“We Need Humanists Everywhere”: Minnesota Team on Building the 2023 HWW Career Diversity Workshop
Bianet Castellanos, director of the Institute for Advanced Study (IAS) and professor and chair of the Department of American Studies at the University of Minnesota (UMN), is passionate about diversifying educational experiences for graduate students. So, when the former IAS director Jennifer Gunn approached her with the opportunity to host the 2023 Humanities Without Walls (HWW) Career Diversity workshop in the Twin Cities, Castellanos immediately said yes.
“I’m really invested in thinking about how race, gender, class, and sexuality all shape our lived experiences,” Castellanos said. “We’re bringing people together from very diverse spaces, and [we’re] hosting spaces for people to have conversations and connect.”
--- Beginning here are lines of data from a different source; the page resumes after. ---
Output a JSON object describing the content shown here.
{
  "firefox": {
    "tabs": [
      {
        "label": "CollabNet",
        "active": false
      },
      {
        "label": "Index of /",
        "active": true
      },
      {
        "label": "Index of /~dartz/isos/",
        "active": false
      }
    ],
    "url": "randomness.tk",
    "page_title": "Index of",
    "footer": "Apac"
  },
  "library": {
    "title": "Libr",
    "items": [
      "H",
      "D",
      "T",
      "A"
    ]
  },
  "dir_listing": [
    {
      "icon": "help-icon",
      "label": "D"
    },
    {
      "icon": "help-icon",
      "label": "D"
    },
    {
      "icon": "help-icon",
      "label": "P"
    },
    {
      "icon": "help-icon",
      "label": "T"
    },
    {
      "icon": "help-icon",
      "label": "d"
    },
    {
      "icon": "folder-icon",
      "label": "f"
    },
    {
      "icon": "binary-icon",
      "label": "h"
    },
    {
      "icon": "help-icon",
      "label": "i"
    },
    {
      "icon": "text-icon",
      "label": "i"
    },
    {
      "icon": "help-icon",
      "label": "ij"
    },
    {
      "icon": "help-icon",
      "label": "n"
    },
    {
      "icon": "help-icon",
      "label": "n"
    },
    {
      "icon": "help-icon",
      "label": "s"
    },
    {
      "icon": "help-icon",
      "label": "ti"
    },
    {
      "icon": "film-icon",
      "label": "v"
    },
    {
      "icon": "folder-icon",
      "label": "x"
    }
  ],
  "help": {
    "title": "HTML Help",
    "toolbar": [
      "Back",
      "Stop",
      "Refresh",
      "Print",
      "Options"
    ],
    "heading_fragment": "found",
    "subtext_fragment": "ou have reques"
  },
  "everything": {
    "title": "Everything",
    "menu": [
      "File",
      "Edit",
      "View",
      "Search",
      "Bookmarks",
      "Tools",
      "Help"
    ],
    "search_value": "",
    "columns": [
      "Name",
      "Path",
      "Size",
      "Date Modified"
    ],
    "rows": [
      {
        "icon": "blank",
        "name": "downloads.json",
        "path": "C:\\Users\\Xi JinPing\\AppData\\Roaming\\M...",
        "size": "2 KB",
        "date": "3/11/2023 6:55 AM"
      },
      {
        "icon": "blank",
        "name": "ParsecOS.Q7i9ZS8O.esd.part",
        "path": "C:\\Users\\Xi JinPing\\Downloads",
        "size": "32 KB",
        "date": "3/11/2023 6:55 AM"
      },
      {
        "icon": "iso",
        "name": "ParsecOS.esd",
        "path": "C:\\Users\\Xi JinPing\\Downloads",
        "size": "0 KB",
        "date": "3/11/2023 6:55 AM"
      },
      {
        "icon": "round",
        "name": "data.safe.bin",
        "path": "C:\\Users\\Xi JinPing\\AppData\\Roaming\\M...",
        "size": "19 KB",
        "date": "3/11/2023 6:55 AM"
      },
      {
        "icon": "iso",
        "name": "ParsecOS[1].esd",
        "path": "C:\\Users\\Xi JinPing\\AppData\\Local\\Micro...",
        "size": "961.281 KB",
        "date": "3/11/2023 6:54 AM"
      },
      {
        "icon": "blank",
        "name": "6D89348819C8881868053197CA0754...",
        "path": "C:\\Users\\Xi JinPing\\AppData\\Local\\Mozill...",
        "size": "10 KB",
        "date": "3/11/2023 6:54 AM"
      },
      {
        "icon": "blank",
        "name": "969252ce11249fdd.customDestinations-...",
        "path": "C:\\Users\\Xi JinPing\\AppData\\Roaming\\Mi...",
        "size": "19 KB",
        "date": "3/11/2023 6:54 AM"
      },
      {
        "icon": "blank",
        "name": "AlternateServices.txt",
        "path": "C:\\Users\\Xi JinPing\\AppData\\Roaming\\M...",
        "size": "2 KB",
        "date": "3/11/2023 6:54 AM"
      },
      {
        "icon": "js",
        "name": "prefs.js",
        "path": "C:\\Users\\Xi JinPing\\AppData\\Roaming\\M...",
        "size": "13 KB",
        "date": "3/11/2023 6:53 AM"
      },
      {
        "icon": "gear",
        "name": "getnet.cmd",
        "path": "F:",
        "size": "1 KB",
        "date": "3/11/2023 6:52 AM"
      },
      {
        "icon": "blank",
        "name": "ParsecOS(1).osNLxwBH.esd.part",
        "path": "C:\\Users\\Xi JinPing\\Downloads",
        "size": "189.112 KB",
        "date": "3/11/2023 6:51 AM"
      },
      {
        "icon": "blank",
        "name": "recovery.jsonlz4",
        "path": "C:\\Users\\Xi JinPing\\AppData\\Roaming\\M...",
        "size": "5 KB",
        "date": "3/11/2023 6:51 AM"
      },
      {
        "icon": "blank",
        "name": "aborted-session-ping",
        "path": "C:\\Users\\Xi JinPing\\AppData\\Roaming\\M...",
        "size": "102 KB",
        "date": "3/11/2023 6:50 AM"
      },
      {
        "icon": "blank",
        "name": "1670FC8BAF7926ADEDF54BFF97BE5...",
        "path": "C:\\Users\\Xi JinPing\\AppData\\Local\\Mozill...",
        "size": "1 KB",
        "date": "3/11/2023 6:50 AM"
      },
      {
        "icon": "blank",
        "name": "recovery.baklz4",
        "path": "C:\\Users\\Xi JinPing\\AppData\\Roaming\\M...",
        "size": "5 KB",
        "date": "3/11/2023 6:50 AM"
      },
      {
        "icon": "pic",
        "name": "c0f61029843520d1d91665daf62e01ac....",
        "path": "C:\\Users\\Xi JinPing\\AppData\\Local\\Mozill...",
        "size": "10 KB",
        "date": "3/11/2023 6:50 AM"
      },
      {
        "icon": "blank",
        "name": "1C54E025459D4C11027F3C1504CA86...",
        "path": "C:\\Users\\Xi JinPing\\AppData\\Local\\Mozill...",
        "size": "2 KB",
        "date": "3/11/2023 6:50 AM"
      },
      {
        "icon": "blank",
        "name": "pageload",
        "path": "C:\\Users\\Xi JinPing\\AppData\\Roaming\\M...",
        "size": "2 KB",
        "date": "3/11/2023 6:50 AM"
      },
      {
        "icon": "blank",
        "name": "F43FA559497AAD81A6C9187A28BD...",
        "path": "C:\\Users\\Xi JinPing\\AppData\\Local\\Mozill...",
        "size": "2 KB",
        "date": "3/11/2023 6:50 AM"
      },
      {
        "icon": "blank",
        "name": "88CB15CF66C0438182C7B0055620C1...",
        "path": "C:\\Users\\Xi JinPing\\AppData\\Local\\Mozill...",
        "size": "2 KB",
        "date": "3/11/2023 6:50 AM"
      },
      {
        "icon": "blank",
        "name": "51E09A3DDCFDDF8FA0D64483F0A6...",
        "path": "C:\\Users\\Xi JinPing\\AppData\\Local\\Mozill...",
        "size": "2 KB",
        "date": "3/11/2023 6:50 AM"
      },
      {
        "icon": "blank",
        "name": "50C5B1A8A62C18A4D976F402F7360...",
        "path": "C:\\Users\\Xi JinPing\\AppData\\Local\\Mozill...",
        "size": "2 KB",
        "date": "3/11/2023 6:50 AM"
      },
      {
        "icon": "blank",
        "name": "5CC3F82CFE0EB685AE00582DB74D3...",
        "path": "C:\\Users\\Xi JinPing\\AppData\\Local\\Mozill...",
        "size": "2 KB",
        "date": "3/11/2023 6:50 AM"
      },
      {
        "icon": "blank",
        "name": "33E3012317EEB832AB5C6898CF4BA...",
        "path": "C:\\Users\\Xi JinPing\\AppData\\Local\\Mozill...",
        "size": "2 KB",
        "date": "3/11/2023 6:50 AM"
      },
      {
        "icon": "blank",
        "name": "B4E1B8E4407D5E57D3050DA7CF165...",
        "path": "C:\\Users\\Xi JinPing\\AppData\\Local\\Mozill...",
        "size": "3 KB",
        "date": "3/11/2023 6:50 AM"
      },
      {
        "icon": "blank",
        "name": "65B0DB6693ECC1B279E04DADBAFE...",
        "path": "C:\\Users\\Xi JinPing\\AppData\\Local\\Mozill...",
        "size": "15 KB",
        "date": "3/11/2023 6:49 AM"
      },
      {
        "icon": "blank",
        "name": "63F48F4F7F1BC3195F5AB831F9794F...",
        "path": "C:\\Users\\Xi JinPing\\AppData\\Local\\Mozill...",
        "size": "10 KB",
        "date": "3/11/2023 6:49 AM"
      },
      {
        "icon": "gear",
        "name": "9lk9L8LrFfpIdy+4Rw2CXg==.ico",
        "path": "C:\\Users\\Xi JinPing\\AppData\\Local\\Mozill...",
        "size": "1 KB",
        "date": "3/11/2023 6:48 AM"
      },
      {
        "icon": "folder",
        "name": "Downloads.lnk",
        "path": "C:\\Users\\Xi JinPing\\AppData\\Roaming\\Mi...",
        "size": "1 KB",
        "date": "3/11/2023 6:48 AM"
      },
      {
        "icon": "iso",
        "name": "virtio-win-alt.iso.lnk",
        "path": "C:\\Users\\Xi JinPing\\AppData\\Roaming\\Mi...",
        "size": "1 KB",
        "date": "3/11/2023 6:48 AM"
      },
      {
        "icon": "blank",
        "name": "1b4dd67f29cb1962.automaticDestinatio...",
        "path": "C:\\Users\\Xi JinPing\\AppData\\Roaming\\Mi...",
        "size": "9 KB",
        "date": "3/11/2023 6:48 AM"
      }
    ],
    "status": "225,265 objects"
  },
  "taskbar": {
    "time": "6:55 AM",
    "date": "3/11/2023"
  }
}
As a researcher who studies Indigenous migration, Castellanos recognized the importance of hosting the 2023 workshop in Minneapolis, three years after the murder of George Floyd.
“The future of our programming [during the workshop] is figuring out ways to have conversations that will help us move forward productively and will lead to, we hope, social transformation,” Castellanos said.
This shared vision of reciprocity and redistribution aligned with HWW’s core research methodologies and permeated every aspect of workshop planning. Maria Hofmann, who received her PhD in Germanic Studies at Minnesota in 2017, is a project manager in both UMN’s Office of Research and Graduate Programs and the Office for Diversity, Equity, and Inclusion. In her role, Maria made a conscious choice to center racial equity and justice in the call for applications.
“[We recruited] a really diverse group of students to participate in a workshop, and they all talked very eloquently about their commitment to social justice in their current work,” Hofmann noted. “That includes their research, but also their professional lives apart from university work.”
When designing workshop sessions for the Fellows, the workshop team invited local community partners in the Twin Cities and from across the country to create sessions addressing diversity, equity, and inclusion, as well as sessions that highlighted the emotional realities of making career pivots. Sessions will also address job activities, rather than specific employment sectors, so Fellows can imagine utilizing skill sets across types of jobs in both nonprofit and for-profit environments.
“Research shows that students who come from typically underrepresented groups and populations actually have more interest in diverse careers and have even less information about those [careers],” Hofmann said.
For Mackenzie Sullivan, director of Graduate Student Career Services in the College of Liberal Arts (CLA), demystifying career pathways for humanities students is both a professional mandate and a personal mission.
“I am of the opinion that we need humanists everywhere,” Sullivan said. “The idea of getting ethical decision makers out into the world is important to me.”
Sullivan’s professional background, with jobs in the nonprofit, public, and private sectors, influenced how she and the team created programming for the workshop, which has a high emphasis on co-creating partnerships and building professional networks. Both students and employers, in Sullivan’s worldview, have areas of specific expertise to contribute—and ways to learn from each other. But above all when it comes to students’ agency in shaping their own career paths, she encourages folks to act.
“You don't have to be perfect.” Sullivan said. “It frees up a lot of energy to say, ‘I'm going to try. If that doesn't work, okay, I'll do something else.’”
This iterative approach was evident in the brainstorming sessions for the workshop as well. Jennifer Coffman, administrative project coordinator and research specialist in CLA, mentioned that both Hofmann and Sullivan felt comfortable “bouncing ideas” off her, to see what workshop elements were possible within institutional parameters. With her extensive knowledge of UMN, Coffman, along with graduate assistant Sara Seweid-DeAngelis, provided key logistical support to the internal planning team.
Looking ahead to the future, Castellanos and her team are thinking about the longevity of the workshop experience, and they have planted seeds for future iterations to grow at the University of Minnesota.
“We are excited to bring people to Minnesota, so we can have these conversations,” Castellanos said. “When they go off into the world, they can bear these conversations in mind. Some of these participants might end up here. We’re thinking about how we can also position ourselves as being a place that welcomes new ideas and strengthens commitments to diverse communities.”